丸谷才一の文章は歴史的仮名遣いを用いたものだが、これには最大の弱点がある。

口語文、という点だ。

丸谷才一の文章がもしも文語文ならば、歴史的仮名遣いも活きるはずだか、

たとえば丸谷のエッセイの仮名遣いを現代仮名遣いにおろしたとしても、

大した差はないのである。




丸谷が芥川賞を受賞した作品に『年の残り』というものがある。

これは、戦争中に懲役を忌避して日本中を逃げ回っていた男が敗戦後になり、

社会的な負い目をもち、周囲からも白眼視されるという内容である。

戦後にあっても戦争に振り回される男、

おそらく出版当時はかなりの現実感をもって受け入れられたであろうフィクションなのだ。

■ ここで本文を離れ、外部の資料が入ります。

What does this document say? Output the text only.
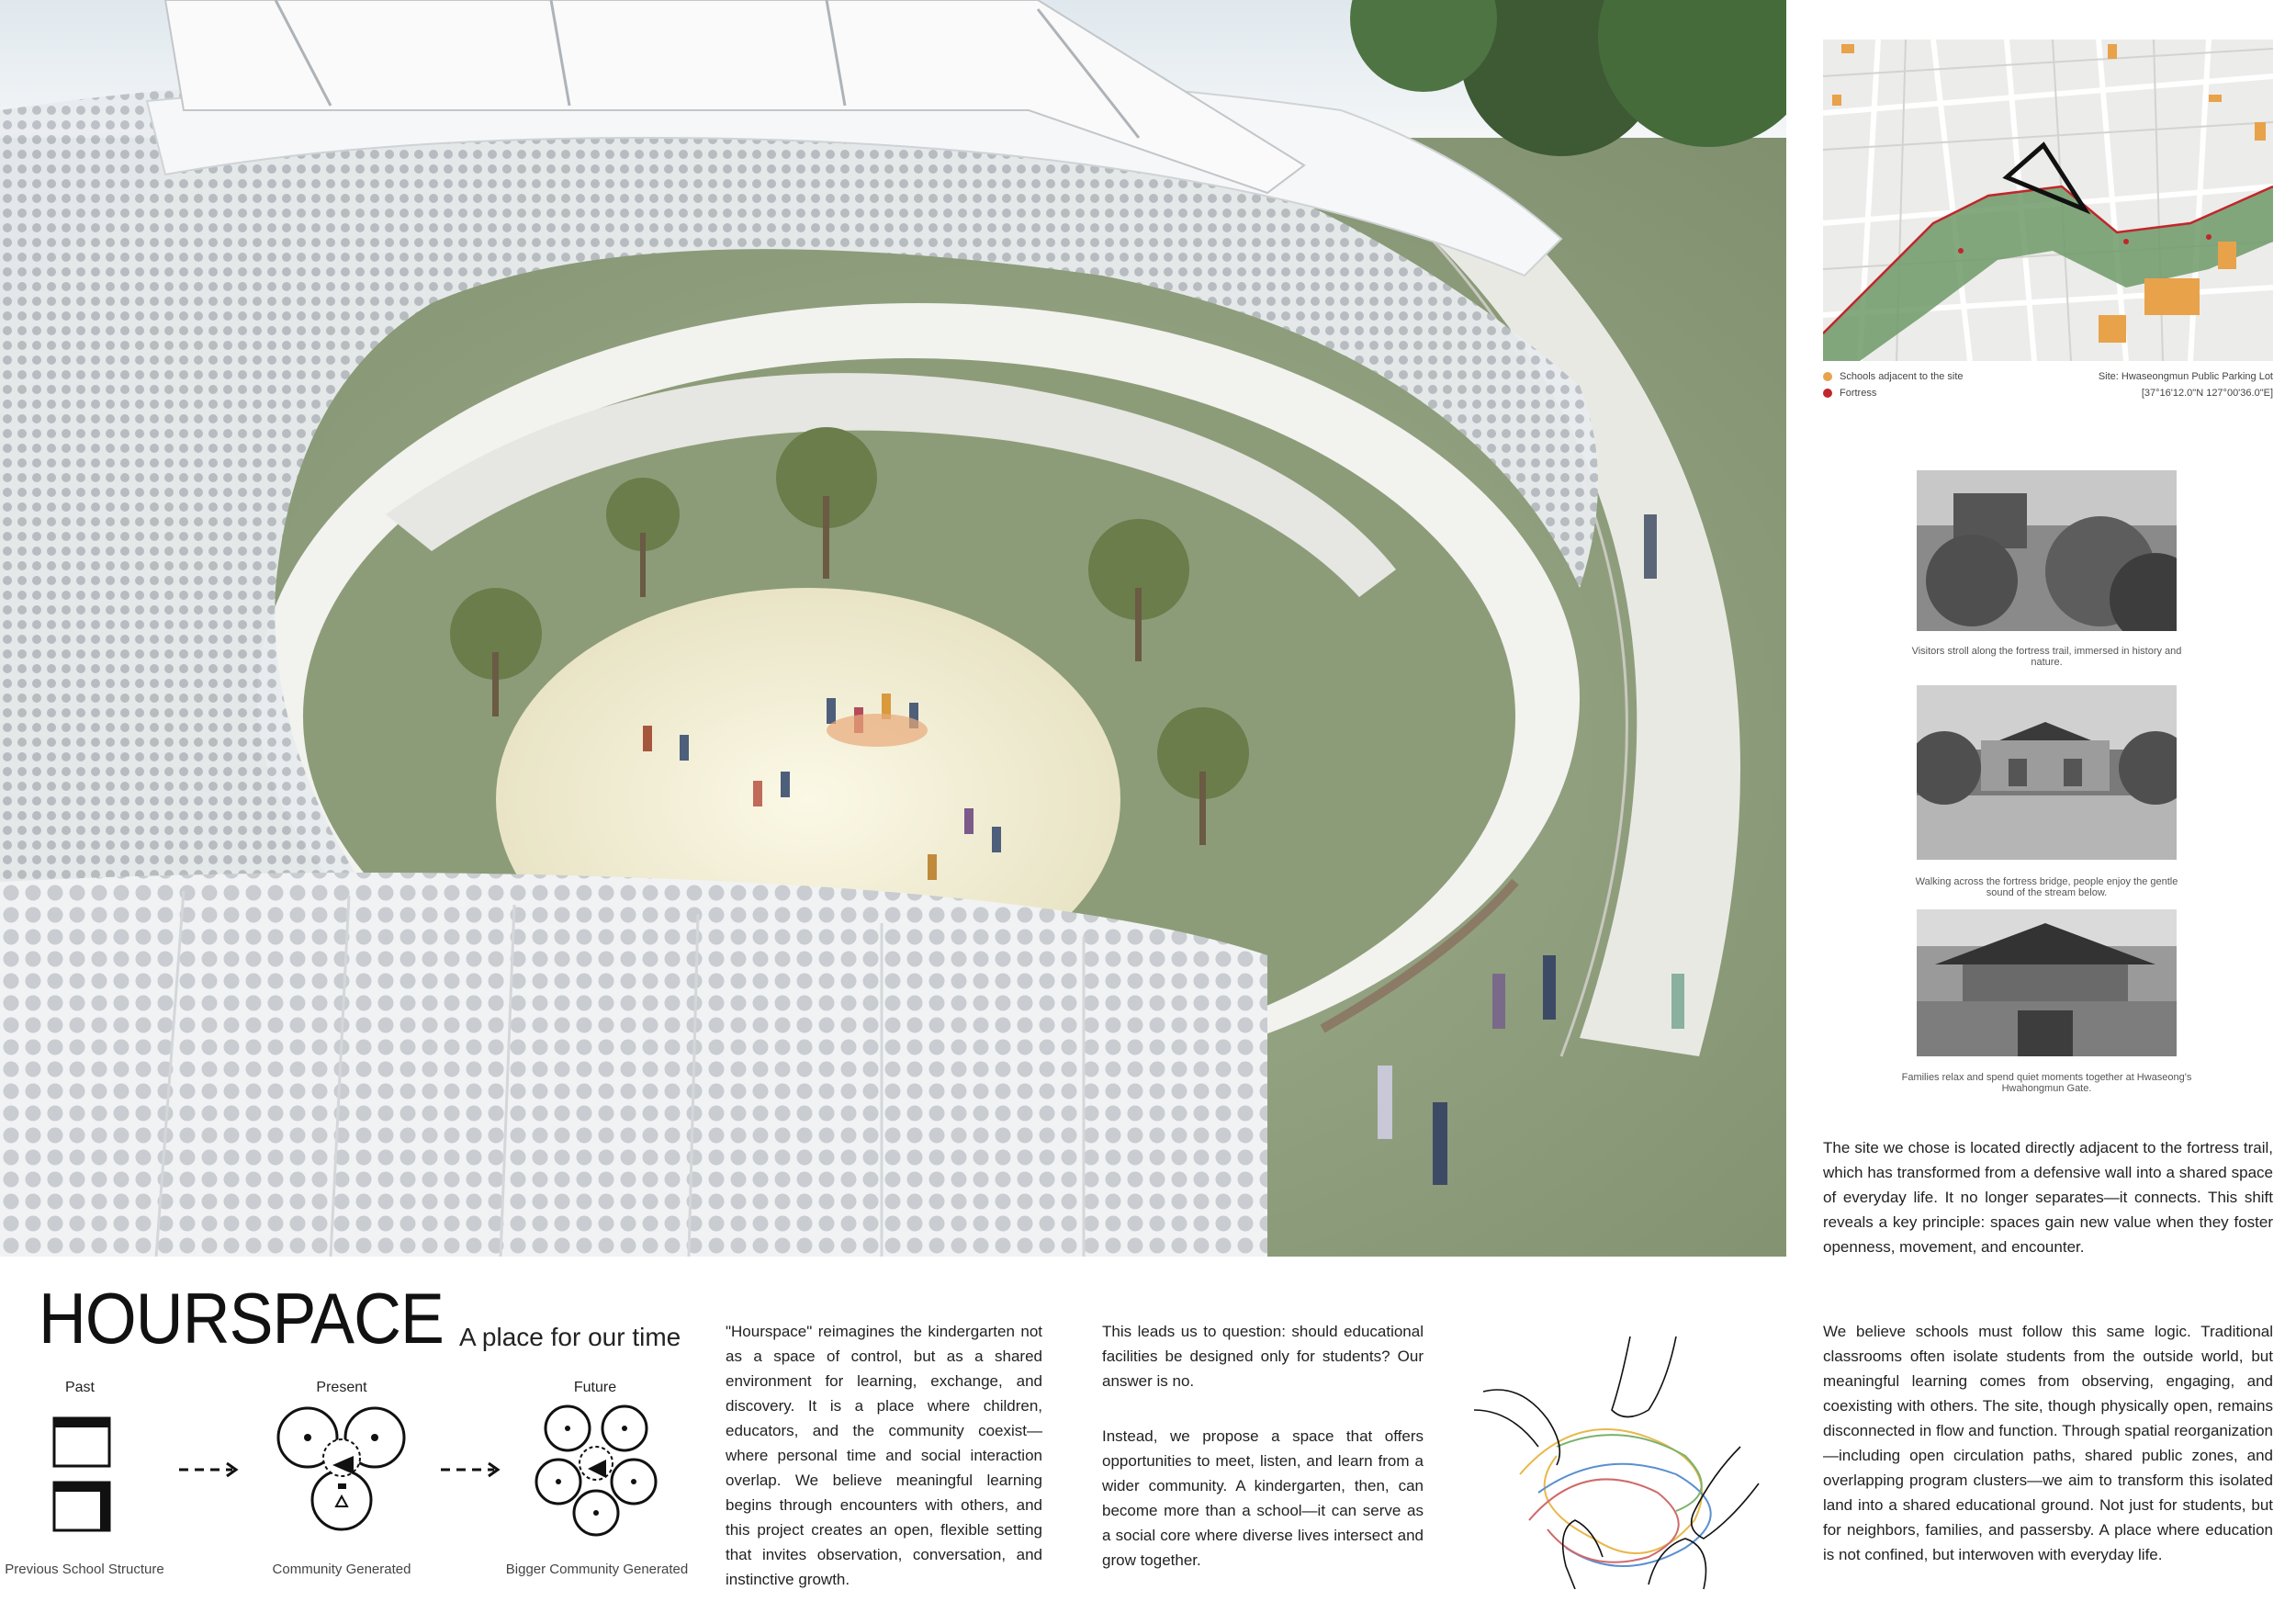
Schools adjacent to the site
Fortress
Site: Hwaseongmun Public Parking Lot
[37°16'12.0"N 127°00'36.0"E]
Visitors stroll along the fortress trail, immersed in history and nature.
Walking across the fortress bridge, people enjoy the gentle sound of the stream below.
Families relax and spend quiet moments together at Hwaseong's Hwahongmun Gate.
The site we chose is located directly adjacent to the fortress trail, which has transformed from a defensive wall into a shared space of everyday life. It no longer separates—it connects. This shift reveals a key principle: spaces gain new value when they foster openness, movement, and encounter.
HOURSPACE A place for our time
Past	Present	Future
Previous School Structure	Community Generated	Bigger Community Generated
"Hourspace" reimagines the kindergarten not as a space of control, but as a shared environment for learning, exchange, and discovery. It is a place where children, educators, and the community coexist—where personal time and social interaction overlap. We believe meaningful learning begins through encounters with others, and this project creates an open, flexible setting that invites observation, conversation, and instinctive growth.
This leads us to question: should educational facilities be designed only for students? Our answer is no.
Instead, we propose a space that offers opportunities to meet, listen, and learn from a wider community. A kindergarten, then, can become more than a school—it can serve as a social core where diverse lives intersect and grow together.
We believe schools must follow this same logic. Traditional classrooms often isolate students from the outside world, but meaningful learning comes from observing, engaging, and coexisting with others. The site, though physically open, remains disconnected in flow and function. Through spatial reorganization—including open circulation paths, shared public zones, and overlapping program clusters—we aim to transform this isolated land into a shared educational ground. Not just for students, but for neighbors, families, and passersby. A place where education is not confined, but interwoven with everyday life.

この作品自体は忌避者の精神内容によくせまった作品だが、

ところでこれは現代仮名遣いで書かれたものなのである。

作者名を伏せて小説を読み、文章の癖などから作者名を当てて見せるという一興があるが、

おそらく作者を知らずに読む人の中で、これが丸谷才一の文章であると気づくものは皆無だろう。

丸谷の作品は元来和語を多用し、非常に癖のない文章で構成されているが、

そのすまし汁のような印象の軽薄さのために、これに現代仮名遣いを使用した場合、

どこにでもいる市井の物書きの文のような、

大抵の人が見過ごしてしまいそうな代物が出来上がるのである。

だれでもすまし汁は愛せど、それはどこの家庭の食卓にもあがるものであり、

それが喉を通ることで、ある人にとっての一生の思い出の一汁となるようなことはまずない。

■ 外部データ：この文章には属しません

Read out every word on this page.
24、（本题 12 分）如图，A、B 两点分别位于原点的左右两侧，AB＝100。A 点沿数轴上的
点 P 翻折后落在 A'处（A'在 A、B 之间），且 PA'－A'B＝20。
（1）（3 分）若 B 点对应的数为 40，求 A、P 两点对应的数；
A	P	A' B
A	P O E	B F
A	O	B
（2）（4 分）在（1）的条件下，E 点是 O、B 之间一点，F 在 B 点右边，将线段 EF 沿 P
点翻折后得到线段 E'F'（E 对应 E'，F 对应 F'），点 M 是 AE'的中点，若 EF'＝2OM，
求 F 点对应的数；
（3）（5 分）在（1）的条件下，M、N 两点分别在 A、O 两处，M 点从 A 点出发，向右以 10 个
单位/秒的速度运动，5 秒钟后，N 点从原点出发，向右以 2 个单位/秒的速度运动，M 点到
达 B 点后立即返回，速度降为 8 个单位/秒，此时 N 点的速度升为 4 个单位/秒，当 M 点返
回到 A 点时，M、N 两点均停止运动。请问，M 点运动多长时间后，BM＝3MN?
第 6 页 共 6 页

おそらく丸谷はそういった自分の文章の癖のなさを自覚していたがために、

何時のころからか、歴史的仮名遣いをみずからの個性のひとつとして取りいれていったのではないだろうか。




文部省が戦後に歴史的仮名遣いを改めたことを丸谷才一は批判しているが、

自らの文章でかたくなにこの旧仮名遣いを使い続けるのには、

伝統的な仮名遣いを守るという崇高な理由とは別に、

自分の作家としてのアイデンティティーを保守しようとする意図が感じられてならないのだ。

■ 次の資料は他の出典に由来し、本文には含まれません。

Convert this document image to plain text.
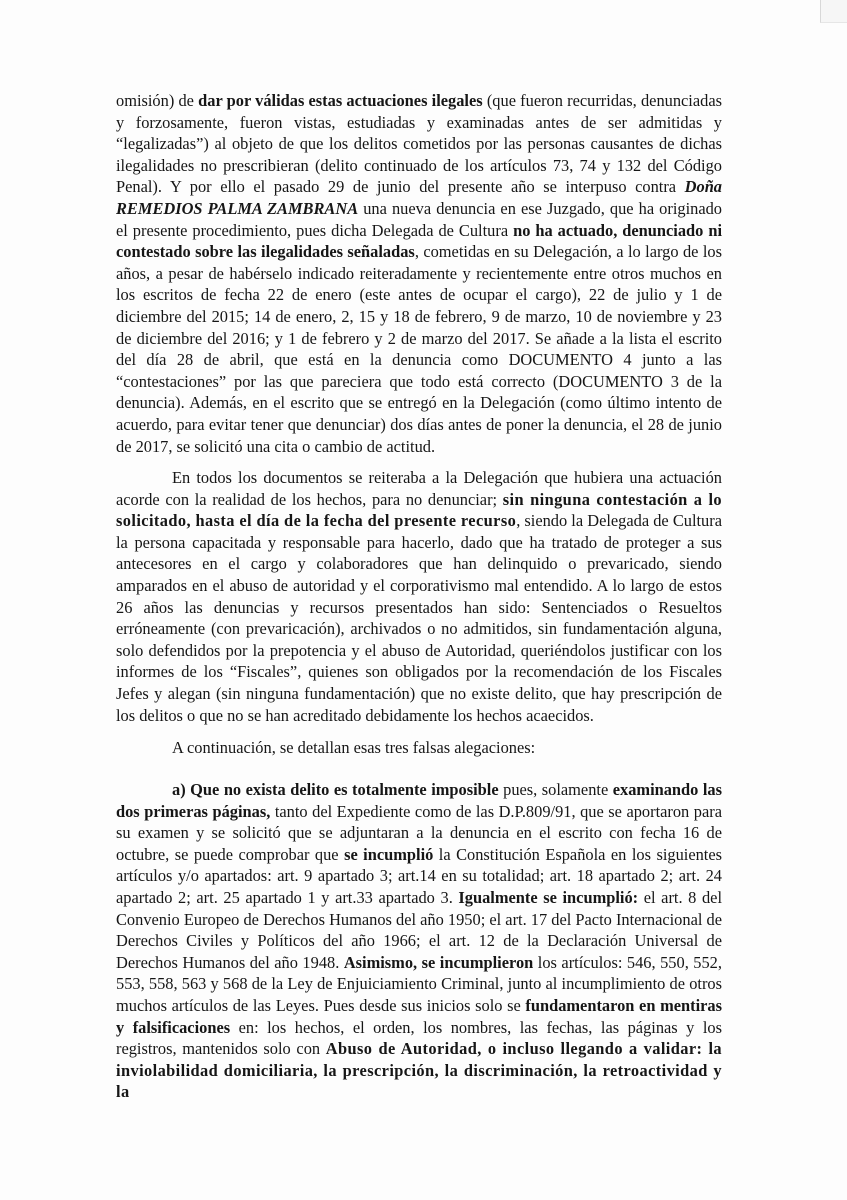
omisión) de dar por válidas estas actuaciones ilegales (que fueron recurridas, denunciadas y forzosamente, fueron vistas, estudiadas y examinadas antes de ser admitidas y “legalizadas”) al objeto de que los delitos cometidos por las personas causantes de dichas ilegalidades no prescribieran (delito continuado de los artículos 73, 74 y 132 del Código Penal). Y por ello el pasado 29 de junio del presente año se interpuso contra Doña REMEDIOS PALMA ZAMBRANA una nueva denuncia en ese Juzgado, que ha originado el presente procedimiento, pues dicha Delegada de Cultura no ha actuado, denunciado ni contestado sobre las ilegalidades señaladas, cometidas en su Delegación, a lo largo de los años, a pesar de habérselo indicado reiteradamente y recientemente entre otros muchos en los escritos de fecha 22 de enero (este antes de ocupar el cargo), 22 de julio y 1 de diciembre del 2015; 14 de enero, 2, 15 y 18 de febrero, 9 de marzo, 10 de noviembre y 23 de diciembre del 2016; y 1 de febrero y 2 de marzo del 2017. Se añade a la lista el escrito del día 28 de abril, que está en la denuncia como DOCUMENTO 4 junto a las “contestaciones” por las que pareciera que todo está correcto (DOCUMENTO 3 de la denuncia). Además, en el escrito que se entregó en la Delegación (como último intento de acuerdo, para evitar tener que denunciar) dos días antes de poner la denuncia, el 28 de junio de 2017, se solicitó una cita o cambio de actitud.

En todos los documentos se reiteraba a la Delegación que hubiera una actuación acorde con la realidad de los hechos, para no denunciar; sin ninguna contestación a lo solicitado, hasta el día de la fecha del presente recurso, siendo la Delegada de Cultura la persona capacitada y responsable para hacerlo, dado que ha tratado de proteger a sus antecesores en el cargo y colaboradores que han delinquido o prevaricado, siendo amparados en el abuso de autoridad y el corporativismo mal entendido. A lo largo de estos 26 años las denuncias y recursos presentados han sido: Sentenciados o Resueltos erróneamente (con prevaricación), archivados o no admitidos, sin fundamentación alguna, solo defendidos por la prepotencia y el abuso de Autoridad, queriéndolos justificar con los informes de los “Fiscales”, quienes son obligados por la recomendación de los Fiscales Jefes y alegan (sin ninguna fundamentación) que no existe delito, que hay prescripción de los delitos o que no se han acreditado debidamente los hechos acaecidos.

A continuación, se detallan esas tres falsas alegaciones:

a) Que no exista delito es totalmente imposible pues, solamente examinando las dos primeras páginas, tanto del Expediente como de las D.P.809/91, que se aportaron para su examen y se solicitó que se adjuntaran a la denuncia en el escrito con fecha 16 de octubre, se puede comprobar que se incumplió la Constitución Española en los siguientes artículos y/o apartados: art. 9 apartado 3; art.14 en su totalidad; art. 18 apartado 2; art. 24 apartado 2; art. 25 apartado 1 y art.33 apartado 3. Igualmente se incumplió: el art. 8 del Convenio Europeo de Derechos Humanos del año 1950; el art. 17 del Pacto Internacional de Derechos Civiles y Políticos del año 1966; el art. 12 de la Declaración Universal de Derechos Humanos del año 1948. Asimismo, se incumplieron los artículos: 546, 550, 552, 553, 558, 563 y 568 de la Ley de Enjuiciamiento Criminal, junto al incumplimiento de otros muchos artículos de las Leyes. Pues desde sus inicios solo se fundamentaron en mentiras y falsificaciones en: los hechos, el orden, los nombres, las fechas, las páginas y los registros, mantenidos solo con Abuso de Autoridad, o incluso llegando a validar: la inviolabilidad domiciliaria, la prescripción, la discriminación, la retroactividad y la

もしも丸谷が歴史的仮名遣いと文語文を合わせて用いて、

明治時代の私小説のような作品を現代に再現したとしても、

当節見なれない文字遣いに辟易とする人のほうが多かろう。

丸谷は歴史的仮名遣いを固守しつづけながら、ある側面において、妥協をしているのだ。

丸谷才一が大衆小説の作家であり、

口語文と歴史的仮名遣いという不似合いな組み合わせで小説を著すかぎり、

作家はうちに大きな二律背反を含んでいるのである。